Комендант немного поклонился и очень медленно, почти издевательски - как показалось отцу, поднял лицо к окну. Отец сжал его плечо свой огромной ладонью и сильно, основательно, несколько раз встряхнул. Комендант не отвечал и отец стал его бить. Бил по лицу, по почкам, бил в живот. Он хорошо умел бить людей еще со школы и знал как это делать правильно. Его удары становились все злее и опаснее, по мере того как отец все больше приходил в ярость, замечая полное безразличие на лице коменданта. Даже когда он упал на спину после резкого толчка в грудь, его лицо и глаза оставались повернуты к окну и клочкам грязного, пыльного света, с трудом пробиравшегося сквозь него в подъезд.

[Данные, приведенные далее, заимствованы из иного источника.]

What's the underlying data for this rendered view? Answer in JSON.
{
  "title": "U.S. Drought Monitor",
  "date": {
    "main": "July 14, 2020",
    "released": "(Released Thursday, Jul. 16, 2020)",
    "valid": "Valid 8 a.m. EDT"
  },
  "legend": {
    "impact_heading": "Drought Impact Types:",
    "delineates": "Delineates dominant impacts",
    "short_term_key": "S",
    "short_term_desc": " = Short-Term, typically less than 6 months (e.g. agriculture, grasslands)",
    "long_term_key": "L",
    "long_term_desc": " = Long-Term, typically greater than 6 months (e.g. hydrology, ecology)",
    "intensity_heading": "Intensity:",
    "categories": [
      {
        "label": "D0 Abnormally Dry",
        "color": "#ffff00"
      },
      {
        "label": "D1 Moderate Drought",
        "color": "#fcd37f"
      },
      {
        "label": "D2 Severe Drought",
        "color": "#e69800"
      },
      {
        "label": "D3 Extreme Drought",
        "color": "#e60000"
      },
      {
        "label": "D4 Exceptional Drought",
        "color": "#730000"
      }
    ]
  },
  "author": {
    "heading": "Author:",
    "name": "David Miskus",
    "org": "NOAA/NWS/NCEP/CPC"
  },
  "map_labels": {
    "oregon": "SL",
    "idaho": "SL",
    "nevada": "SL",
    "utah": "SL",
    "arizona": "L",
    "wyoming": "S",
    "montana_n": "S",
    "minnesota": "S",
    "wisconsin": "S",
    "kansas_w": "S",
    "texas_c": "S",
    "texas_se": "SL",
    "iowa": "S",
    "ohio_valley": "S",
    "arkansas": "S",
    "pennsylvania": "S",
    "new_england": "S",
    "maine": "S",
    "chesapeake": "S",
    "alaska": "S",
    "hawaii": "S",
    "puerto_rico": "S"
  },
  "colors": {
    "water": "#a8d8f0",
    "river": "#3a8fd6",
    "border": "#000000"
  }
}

С утра жильцов разбудили крики старухи Вальштейн. Он стояла на коленях, спрятав лицо в ладонях. В углу лежал скрюченный в немыслимой позе, окровавленный комендант. Глаза его были закрыты. Жильцы молча смотрели на тело. Левицкий опустился на пол рядом со старухой, заплакал и перекрестился. Из второй квартиры вышла семья Скуратовых. Мать вела мальчиков в школу, отец направлялся на работу. Не глядя по сторонам, отец прошел мимо жильцов и коменданта, и взялся за дверную ручку и полной тишине открыл дверь и пропустил вперед жену с детьми.
- Доброго дня. - Прошептала Вальштейн и вновь зарыдала.